Training and evaluation

To see all available options please run python main.py --help. Main options:

• To train the model use --schedule=train (default). Training is resumed from the last saved checkpoint.
• To evaluate all checkpoints use --schedule=continuous_eval --eval_every_steps=0. To evaluate only checkpoints where the step size is divisible by 5000, use --schedule=continuous_eval --eval_every_steps=5000. By default, 3 averaging runs are used to estimate the Inception Score and the FID score. Keep in mind that when running locally on a single GPU it may not be possible to run training and evaluation simultaneously due to memory constraints.
• To train and evaluate the model use --schedule=eval_after_train --eval_every_steps=0.

Training on Cloud TPUs

We recommend using the ctpu tool to create a Cloud TPU and corresponding Compute Engine VM. We use v3-128 Cloud TPU v3 Pod for training models on ImageNet in 128x128 resolutions.
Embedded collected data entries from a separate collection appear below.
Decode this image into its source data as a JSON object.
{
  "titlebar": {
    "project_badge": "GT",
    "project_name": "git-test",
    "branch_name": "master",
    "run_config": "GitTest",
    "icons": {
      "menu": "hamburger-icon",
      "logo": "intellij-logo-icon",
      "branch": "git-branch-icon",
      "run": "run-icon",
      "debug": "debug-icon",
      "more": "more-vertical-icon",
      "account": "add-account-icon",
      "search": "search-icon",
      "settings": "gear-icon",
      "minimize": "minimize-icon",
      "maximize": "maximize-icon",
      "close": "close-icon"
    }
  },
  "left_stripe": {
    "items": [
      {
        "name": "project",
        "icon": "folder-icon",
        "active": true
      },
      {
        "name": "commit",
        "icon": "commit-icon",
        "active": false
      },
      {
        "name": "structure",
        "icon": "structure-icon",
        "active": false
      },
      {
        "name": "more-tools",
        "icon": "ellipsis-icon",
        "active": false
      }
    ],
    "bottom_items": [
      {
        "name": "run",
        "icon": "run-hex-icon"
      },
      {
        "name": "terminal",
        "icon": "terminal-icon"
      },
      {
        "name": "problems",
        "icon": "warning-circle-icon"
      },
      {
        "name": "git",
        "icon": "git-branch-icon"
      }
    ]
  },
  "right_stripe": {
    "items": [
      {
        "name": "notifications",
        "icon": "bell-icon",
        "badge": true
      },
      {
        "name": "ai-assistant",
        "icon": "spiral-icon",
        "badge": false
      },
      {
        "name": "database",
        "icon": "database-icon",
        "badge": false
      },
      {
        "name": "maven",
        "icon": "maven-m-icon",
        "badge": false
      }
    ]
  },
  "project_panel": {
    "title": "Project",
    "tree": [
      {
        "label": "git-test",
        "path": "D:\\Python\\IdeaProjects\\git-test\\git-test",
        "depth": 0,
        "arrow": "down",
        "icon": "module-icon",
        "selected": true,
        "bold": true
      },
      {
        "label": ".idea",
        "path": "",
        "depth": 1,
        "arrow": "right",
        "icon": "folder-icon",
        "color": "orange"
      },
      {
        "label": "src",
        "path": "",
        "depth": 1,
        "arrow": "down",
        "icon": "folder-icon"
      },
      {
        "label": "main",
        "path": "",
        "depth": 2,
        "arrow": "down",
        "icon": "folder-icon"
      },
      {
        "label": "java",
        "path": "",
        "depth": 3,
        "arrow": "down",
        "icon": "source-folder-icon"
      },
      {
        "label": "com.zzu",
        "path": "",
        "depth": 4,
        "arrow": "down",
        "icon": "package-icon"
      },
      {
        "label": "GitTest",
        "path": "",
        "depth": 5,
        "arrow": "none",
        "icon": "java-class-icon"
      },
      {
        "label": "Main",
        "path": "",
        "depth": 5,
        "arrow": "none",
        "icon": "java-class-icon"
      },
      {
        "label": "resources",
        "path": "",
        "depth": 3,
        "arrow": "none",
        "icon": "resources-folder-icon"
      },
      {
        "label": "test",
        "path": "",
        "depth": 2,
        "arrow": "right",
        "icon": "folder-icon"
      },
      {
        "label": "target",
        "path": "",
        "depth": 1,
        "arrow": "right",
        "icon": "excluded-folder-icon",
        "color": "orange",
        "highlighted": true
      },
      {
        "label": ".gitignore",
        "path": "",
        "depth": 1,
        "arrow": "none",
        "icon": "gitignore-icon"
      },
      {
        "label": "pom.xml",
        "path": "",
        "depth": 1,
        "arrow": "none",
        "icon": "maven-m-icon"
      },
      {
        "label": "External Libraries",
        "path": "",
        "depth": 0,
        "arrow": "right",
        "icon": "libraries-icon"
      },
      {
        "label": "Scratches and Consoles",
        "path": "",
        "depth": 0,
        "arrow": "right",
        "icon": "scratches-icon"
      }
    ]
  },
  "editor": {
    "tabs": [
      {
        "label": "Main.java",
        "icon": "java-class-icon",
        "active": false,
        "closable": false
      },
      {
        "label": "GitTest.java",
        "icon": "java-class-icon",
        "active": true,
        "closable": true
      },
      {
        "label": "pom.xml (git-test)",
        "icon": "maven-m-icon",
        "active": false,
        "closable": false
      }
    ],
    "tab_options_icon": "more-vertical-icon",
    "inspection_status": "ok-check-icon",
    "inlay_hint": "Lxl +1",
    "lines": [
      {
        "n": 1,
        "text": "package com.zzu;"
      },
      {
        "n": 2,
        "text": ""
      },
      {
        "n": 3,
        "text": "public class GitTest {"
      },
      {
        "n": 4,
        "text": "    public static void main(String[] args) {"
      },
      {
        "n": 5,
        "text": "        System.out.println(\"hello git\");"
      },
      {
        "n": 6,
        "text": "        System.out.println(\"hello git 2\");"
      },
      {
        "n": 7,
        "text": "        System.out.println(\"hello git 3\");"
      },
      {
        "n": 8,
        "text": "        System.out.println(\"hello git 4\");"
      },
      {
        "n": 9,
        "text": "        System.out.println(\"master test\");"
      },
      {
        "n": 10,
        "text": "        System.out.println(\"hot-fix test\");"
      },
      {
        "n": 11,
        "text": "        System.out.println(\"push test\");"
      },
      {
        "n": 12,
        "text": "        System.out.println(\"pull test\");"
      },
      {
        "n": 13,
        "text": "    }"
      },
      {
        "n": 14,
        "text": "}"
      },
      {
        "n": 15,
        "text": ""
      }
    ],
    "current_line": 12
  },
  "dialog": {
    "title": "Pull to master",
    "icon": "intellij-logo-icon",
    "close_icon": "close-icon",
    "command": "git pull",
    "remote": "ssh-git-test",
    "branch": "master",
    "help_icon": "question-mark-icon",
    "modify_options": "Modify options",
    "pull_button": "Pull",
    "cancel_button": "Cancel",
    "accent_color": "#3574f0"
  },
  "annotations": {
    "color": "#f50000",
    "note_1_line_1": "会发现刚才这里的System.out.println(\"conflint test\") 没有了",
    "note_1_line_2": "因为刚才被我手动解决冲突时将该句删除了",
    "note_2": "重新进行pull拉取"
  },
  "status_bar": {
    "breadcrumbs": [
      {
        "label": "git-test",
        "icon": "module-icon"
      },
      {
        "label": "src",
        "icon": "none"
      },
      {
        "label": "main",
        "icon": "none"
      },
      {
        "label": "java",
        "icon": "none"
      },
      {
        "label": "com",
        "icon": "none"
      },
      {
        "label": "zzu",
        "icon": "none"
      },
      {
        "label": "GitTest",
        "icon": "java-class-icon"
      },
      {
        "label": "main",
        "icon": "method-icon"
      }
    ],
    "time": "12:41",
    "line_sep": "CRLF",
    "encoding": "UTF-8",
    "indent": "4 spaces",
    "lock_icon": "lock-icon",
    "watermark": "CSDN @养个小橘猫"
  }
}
You can use smaller slices if you reduce the batch size (options.batch_size in the Gin config) or model parameters. Keep in mind that the model quality might change. Before training make sure that the environment variable TPU_NAME is set. Running evaluation on TPUs is currently not supported. Use a VM with a single GPU instead.

Datasets

Compare GAN uses TensorFlow Datasets and it will automatically download and prepare the data. For ImageNet you will need to download the archive yourself. For CelebAHq you need to download and prepare the images on your own. If you are using TPUs make sure to point the training script to your Google Storage Bucket (--tfds_data_dir).